如何在scipy中模擬2-樣本t檢驗。

[英]howto emulate 2-sample t-test in scipy

I'm trying to emulate MS Excel's t-probe function in Python. I need to do this because I have to automate some calculations there were previously done in Excel. Here is my test program:

``````import scipy.stats
a = [5, 0.9,  -0.4, -0.9, 0.5, 0.8, 0.2, 0.2, 0, -0.8]
b = [1.1, 0.9, -0.5, -0.7, 0.6, 0.7, 0.3, 0.1, -0.1, -0.7]

print scipy.stats.ttest_ind(a,b, equal_var=True)
``````

This is the result:

``````(array(0.6661542796363409), 0.51376033318001801)
``````

However, Excel gives this value for the same input: 0.35844407

I noticed that they have used tail=2 parameter (see http://office.microsoft.com/en-us/excel-help/ttest-HP005209325.aspx ).

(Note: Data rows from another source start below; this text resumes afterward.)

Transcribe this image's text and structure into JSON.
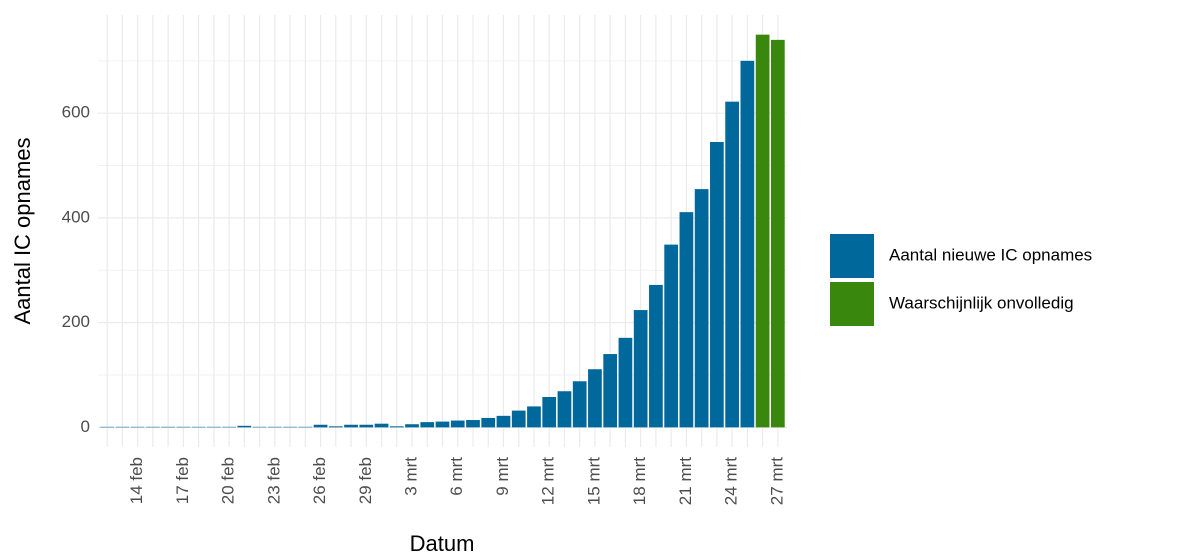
{
  "chart_data": {
    "type": "bar",
    "x_label": "Datum",
    "y_label": "Aantal IC opnames",
    "categories": [
      null,
      null,
      "14 feb",
      null,
      null,
      "17 feb",
      null,
      null,
      "20 feb",
      null,
      null,
      "23 feb",
      null,
      null,
      "26 feb",
      null,
      null,
      "29 feb",
      null,
      null,
      "3 mrt",
      null,
      null,
      "6 mrt",
      null,
      null,
      "9 mrt",
      null,
      null,
      "12 mrt",
      null,
      null,
      "15 mrt",
      null,
      null,
      "18 mrt",
      null,
      null,
      "21 mrt",
      null,
      null,
      "24 mrt",
      null,
      null,
      "27 mrt"
    ],
    "series": [
      {
        "name": "Aantal nieuwe IC opnames",
        "color": "#01689b",
        "values": [
          1,
          1,
          1,
          1,
          1,
          1,
          1,
          1,
          1,
          3,
          1,
          1,
          1,
          1,
          5,
          2,
          5,
          5,
          7,
          2,
          6,
          10,
          11,
          13,
          14,
          18,
          22,
          32,
          40,
          58,
          69,
          88,
          111,
          140,
          171,
          224,
          272,
          349,
          411,
          455,
          545,
          622,
          700,
          null,
          null
        ]
      },
      {
        "name": "Waarschijnlijk onvolledig",
        "color": "#39870c",
        "values": [
          null,
          null,
          null,
          null,
          null,
          null,
          null,
          null,
          null,
          null,
          null,
          null,
          null,
          null,
          null,
          null,
          null,
          null,
          null,
          null,
          null,
          null,
          null,
          null,
          null,
          null,
          null,
          null,
          null,
          null,
          null,
          null,
          null,
          null,
          null,
          null,
          null,
          null,
          null,
          null,
          null,
          null,
          null,
          750,
          740
        ]
      }
    ],
    "ylim": [
      -37.5,
      787.5
    ],
    "yticks": [
      0,
      200,
      400,
      600
    ],
    "grid": true,
    "legend": "right"
  }
}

Unfortunately, I have no idea how to calculate two tailed t-test with scipy. (In fact I don't know what it is.)

Another very strange thing is that in scipy, I get a sightly different result when I change the order of samples. E.g. if I move -0.7 to the head of b, then I get 0.51376033318001824 instead of 0.51376033318001801. Not a big difference, but still.

For Excel, it is a whole new story - looks like the two tailed t-test gives a significantly different result when the order of samples is different.

The question is: how can I emulate Excel's version of two tailed t-test in scipy?

1 个解决方案

#1

5

It looks like `Excel` is computing `ttest_rel`:

``````In [15]: import scipy.stats as stats

In [20]: stats.ttest_rel(a, b)
Out[20]: (array(0.9677712267394081), 0.35844406902161985)
``````

Use `stats.ttest_rel` when `a` and `b` are related. The docs say:

Examples for the use [of ttest_rel] are scores of the same set of student in different exams, or repeated sampling from the same units.

Use stats.ttest_ind when `a` and `b` are independent.

We can use [ttest_ind], if we observe two independent samples from the same or different population, e.g. exam scores of boys and girls or of two ethnic groups.